Even if one took that to be the case, very shortly after that, as the income trusts started to fall one after the other, it became very clear that there would be no tax payment because the income trusts were being repatriated either into private equity or, more importantly, into foreign—and “foreign” as in “non-national”—equity.
It was very clear that the whole argument towards tax leakage was dropped in favour of one towards tax fairness. Now, the tax fairness argument was one that was based on the premise that corporations and income trusts basically should be taxed at the same level.
Even at that level we have a severe problem, because the effective corporate tax rate on corporations runs roughly between 6%, 5%, and maybe up to 10% maximum. The 31.5% tax rate, potentially reduced to 29.5%, is still absolutely crippling and effectively guarantees that the instrument cannot survive.

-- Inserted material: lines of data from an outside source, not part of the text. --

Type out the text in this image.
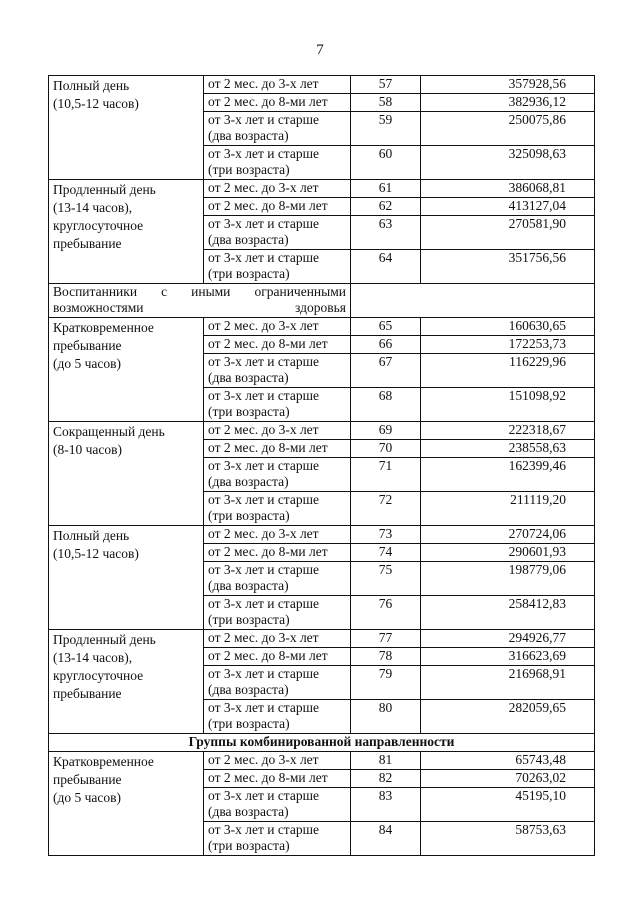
7
Полный день
(10,5-12 часов)	от 2 мес. до 3-х лет	57	357928,56
	от 2 мес. до 8-ми лет	58	382936,12
	от 3-х лет и старше
(два возраста)	59	250075,86
	от 3-х лет и старше
(три возраста)	60	325098,63
Продленный день
(13-14 часов),
круглосуточное
пребывание	от 2 мес. до 3-х лет	61	386068,81
	от 2 мес. до 8-ми лет	62	413127,04
	от 3-х лет и старше
(два возраста)	63	270581,90
	от 3-х лет и старше
(три возраста)	64	351756,56
Воспитанники с иными ограниченными возможностями здоровья			
Кратковременное
пребывание
(до 5 часов)	от 2 мес. до 3-х лет	65	160630,65
	от 2 мес. до 8-ми лет	66	172253,73
	от 3-х лет и старше
(два возраста)	67	116229,96
	от 3-х лет и старше
(три возраста)	68	151098,92
Сокращенный день
(8-10 часов)	от 2 мес. до 3-х лет	69	222318,67
	от 2 мес. до 8-ми лет	70	238558,63
	от 3-х лет и старше
(два возраста)	71	162399,46
	от 3-х лет и старше
(три возраста)	72	211119,20
Полный день
(10,5-12 часов)	от 2 мес. до 3-х лет	73	270724,06
	от 2 мес. до 8-ми лет	74	290601,93
	от 3-х лет и старше
(два возраста)	75	198779,06
	от 3-х лет и старше
(три возраста)	76	258412,83
Продленный день
(13-14 часов),
круглосуточное
пребывание	от 2 мес. до 3-х лет	77	294926,77
	от 2 мес. до 8-ми лет	78	316623,69
	от 3-х лет и старше
(два возраста)	79	216968,91
	от 3-х лет и старше
(три возраста)	80	282059,65
Группы комбинированной направленности			
Кратковременное
пребывание
(до 5 часов)	от 2 мес. до 3-х лет	81	65743,48
	от 2 мес. до 8-ми лет	82	70263,02
	от 3-х лет и старше
(два возраста)	83	45195,10
	от 3-х лет и старше
(три возраста)	84	58753,63
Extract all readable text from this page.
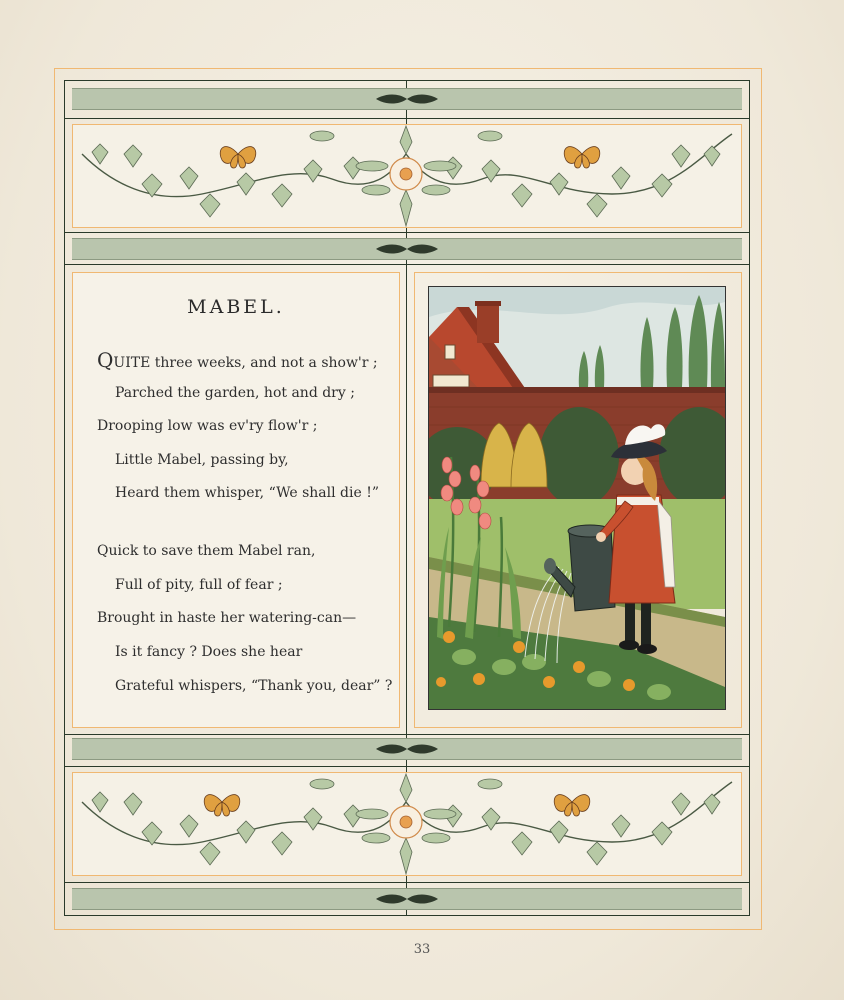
MABEL.
QUITE three weeks, and not a show'r ;
Parched the garden, hot and dry ;
Drooping low was ev'ry flow'r ;
Little Mabel, passing by,
Heard them whisper, “We shall die !”
Quick to save them Mabel ran,
Full of pity, full of fear ;
Brought in haste her watering-can—
Is it fancy ? Does she hear
Grateful whispers, “Thank you, dear” ?
33
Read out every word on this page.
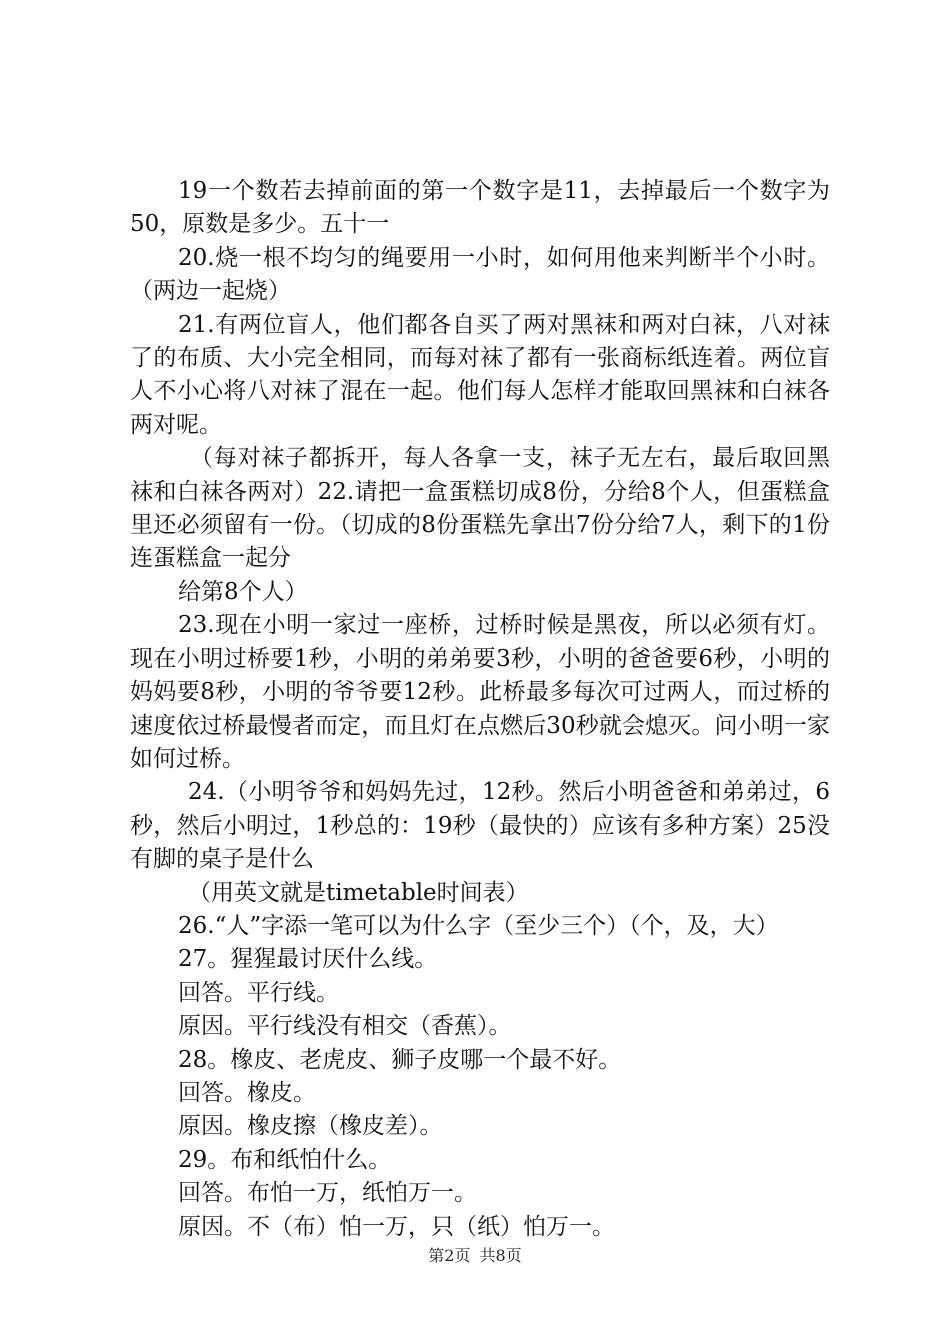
19一个数若去掉前面的第一个数字是11，去掉最后一个数字为50，原数是多少。五十一

20.烧一根不均匀的绳要用一小时，如何用他来判断半个小时。（两边一起烧）

21.有两位盲人，他们都各自买了两对黑袜和两对白袜，八对袜了的布质、大小完全相同，而每对袜了都有一张商标纸连着。两位盲人不小心将八对袜了混在一起。他们每人怎样才能取回黑袜和白袜各两对呢。

（每对袜子都拆开，每人各拿一支，袜子无左右，最后取回黑袜和白袜各两对）22.请把一盒蛋糕切成8份，分给8个人，但蛋糕盒里还必须留有一份。（切成的8份蛋糕先拿出7份分给7人，剩下的1份连蛋糕盒一起分

给第8个人）

23.现在小明一家过一座桥，过桥时候是黑夜，所以必须有灯。现在小明过桥要1秒，小明的弟弟要3秒，小明的爸爸要6秒，小明的妈妈要8秒，小明的爷爷要12秒。此桥最多每次可过两人，而过桥的速度依过桥最慢者而定，而且灯在点燃后30秒就会熄灭。问小明一家如何过桥。

24.（小明爷爷和妈妈先过，12秒。然后小明爸爸和弟弟过，6秒，然后小明过，1秒总的：19秒（最快的）应该有多种方案）25没有脚的桌子是什么

（用英文就是timetable时间表）

26.“人”字添一笔可以为什么字（至少三个）（个，及，大）

27。猩猩最讨厌什么线。

回答。平行线。

原因。平行线没有相交（香蕉）。

28。橡皮、老虎皮、狮子皮哪一个最不好。

回答。橡皮。

原因。橡皮擦（橡皮差）。

29。布和纸怕什么。

回答。布怕一万，纸怕万一。

原因。不（布）怕一万，只（纸）怕万一。

第2页 共8页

We understand that the government had a concern, but the severity and I think the lack of consultation in finding the solution will in fact damage the economy far more than was expected. We were here on numerous occasions talking about the unintended negative consequences.
So now, within the context of the law as it is passed, we are still prepared to sit down to see if we can find ways to mitigate and ameliorate the damage that has been done and see if we can find a way through this.